不安定な運命と未来
『人生は選択の連続である』
『心が変われば……人生が変わる』
『人生とは今日一日のことである』
『過去に戻ってやり直したいと願う未来があるとするなら、今がその過去だ』
……古今東西あらゆる名言格言、哲学や経典、物語の登場人物のセリフ、歌詞等々。
切り口は時間だったり行動だったり在り方だったりするが、その本質は『人生は自ら変えられる』と言うことだと思う。
確定している運命などないということ。
心の在り様が。
そして心から生まれる言葉が、思考が、行動が。
結果と因果関係を持つそれらのどれかひとつでも変わっていれば、自ずと迎える結末も、過程も変わってくる。
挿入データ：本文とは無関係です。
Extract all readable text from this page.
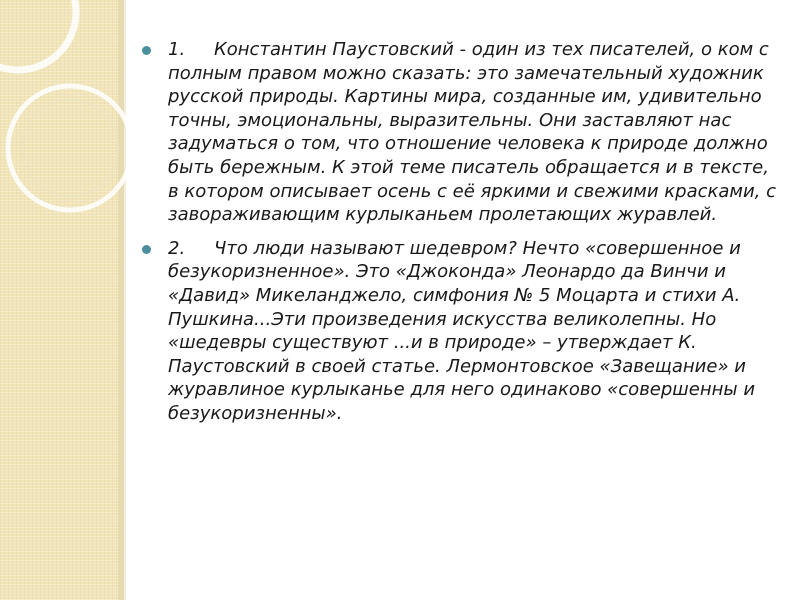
1. Константин Паустовский - один из тех писателей, о ком с полным правом можно сказать: это замечательный художник русской природы. Картины мира, созданные им, удивительно точны, эмоциональны, выразительны. Они заставляют нас задуматься о том, что отношение человека к природе должно быть бережным. К этой теме писатель обращается и в тексте, в котором описывает осень с её яркими и свежими красками, с завораживающим курлыканьем пролетающих журавлей.
2. Что люди называют шедевром? Нечто «совершенное и безукоризненное». Это «Джоконда» Леонардо да Винчи и «Давид» Микеланджело, симфония № 5 Моцарта и стихи А. Пушкина...Эти произведения искусства великолепны. Но «шедевры существуют ...и в природе» – утверждает К. Паустовский в своей статье. Лермонтовское «Завещание» и журавлиное курлыканье для него одинаково «совершенны и безукоризненны».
例え、未来が視えたとしてもその未来は確定などしていないのだ。
視えてしまったが最後、それを前提に考え、行動するのだから。その瞬間から心が、人生が、変わっていくのだから。まして影響し合うその人生に関わる周囲の人々のことまで考慮すれば、ひとつのきっかけが無限の分岐を生む。運命なんてポルボロンのように脆いものとさえ思える。
だから、天候や災害などを予知する予言などはともかく、ひとの人生を占う占いは当たらないのだ。占い結果が好ましければ当たりに行くことはあっても。
占い師は当たる当たらないを成果とするのではなく、良き方向に導くアテンド役に徹すれば、神秘的なもの或いは怪しげなものから、カウンセラーの一種として認められるのではないだろうか。